Background: Psychotropic medication is widely prescribed in clinical practice for the management of behavioral and psychological symptoms of dementia (BPSD) in Alzheimer's disease (AD). However, there have been few pharmaco-epidemiological studies or studies conducted in a natural setting on the real use of antidepressants in AD. The aim of this survey was to assess the prevalence of antidepressant use in AD and to identify the clinical factors associated with antidepressant prescription.
Methods: REAL.FR is a four-year, prospective, multi-center study.
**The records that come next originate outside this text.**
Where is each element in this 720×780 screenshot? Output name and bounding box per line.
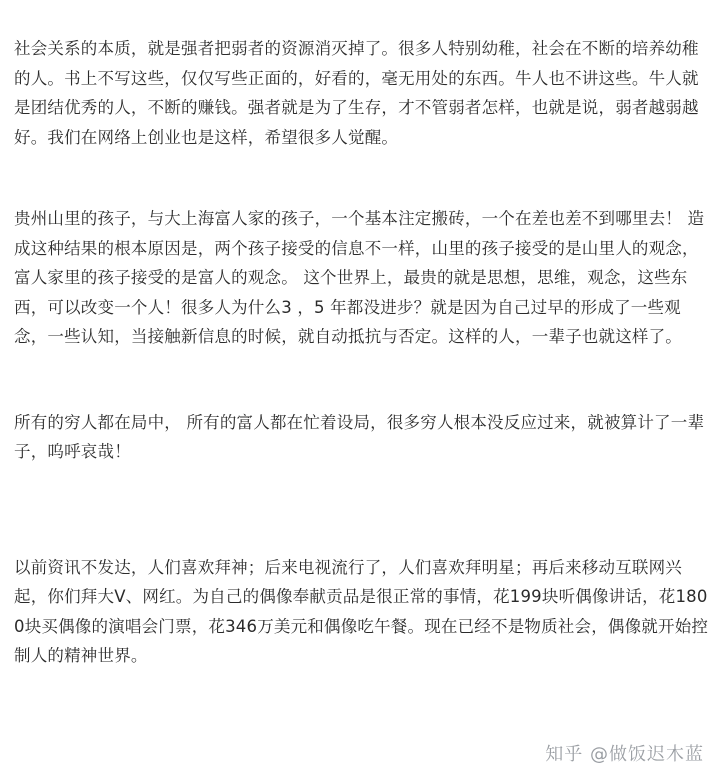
paragraph-4: 以前资讯不发达，人们喜欢拜神；后来电视流行了，人们喜欢拜明星；再后来移动互联网兴起，你们拜大V、网红。为自己的偶像奉献贡品是很正常的事情，花199块听偶像讲话，花1800块买偶像的演唱会门票，花346万美元和偶像吃午餐。现在已经不是物质社会，偶像就开始控制人的精神世界。: [14, 557, 709, 665]
paragraph-2: 贵州山里的孩子，与大上海富人家的孩子，一个基本注定搬砖，一个在差也差不到哪里去！ 造成这种结果的根本原因是，两个孩子接受的信息不一样，山里的孩子接受的是山里人的观念，富人家里的孩子接受的是富人的观念。 这个世界上，最贵的就是思想，思维，观念，这些东西，可以改变一个人！很多人为什么3 ，5 年都没进步？就是因为自己过早的形成了一些观念，一些认知，当接触新信息的时候，就自动抵抗与否定。这样的人，一辈子也就这样了。: [14, 209, 705, 346]
zhihu-watermark: 知乎 @做饭迟木蓝: [545, 744, 704, 765]
article-body: [14, 34, 712, 671]
paragraph-1: 社会关系的本质，就是强者把弱者的资源消灭掉了。很多人特别幼稚，社会在不断的培养幼稚的人。书上不写这些，仅仅写些正面的，好看的，毫无用处的东西。牛人也不讲这些。牛人就是团结优秀的人，不断的赚钱。强者就是为了生存，才不管弱者怎样，也就是说，弱者越弱越好。我们在网络上创业也是这样，希望很多人觉醒。: [14, 39, 699, 147]
paragraph-3: 所有的穷人都在局中， 所有的富人都在忙着设局，很多穷人根本没反应过来，就被算计了一辈子，呜呼哀哉！: [14, 412, 705, 461]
Baseline data including demographic characteristics, clinical variables and drug intake were obtained. Depressive symptoms were determined using the Neuropsychiatric Inventory (NPI).
Results: A total of 686 AD patients were included. Antidepressant treatment was prescribed for 34.8% of patients. Clinically significant depressive symptoms (NPI ≥ 4) were observed in 20.5% of the total population. Although depressed subjects were significantly more likely to be treated with antidepressants than non-depressed subjects (p<0.0001), only 60% of depressed subjects overall were prescribed an antidepressant. In multivariate analysis, clinically significant depressive symptoms were associated with antidepressant prescription although this result was only observed in subjects without a previous history of depression.
Conclusions: The available data on antidepressant efficacy in BPSD other than depression (in particular, agitation, aggression and, occasionally, psychotic symptoms) do not influence prescription choices. Depressive symptoms may be taken more seriously in the absence of a previous history of depression, leading to increased antidepressant prescription rates in individuals presenting with depression for the first time.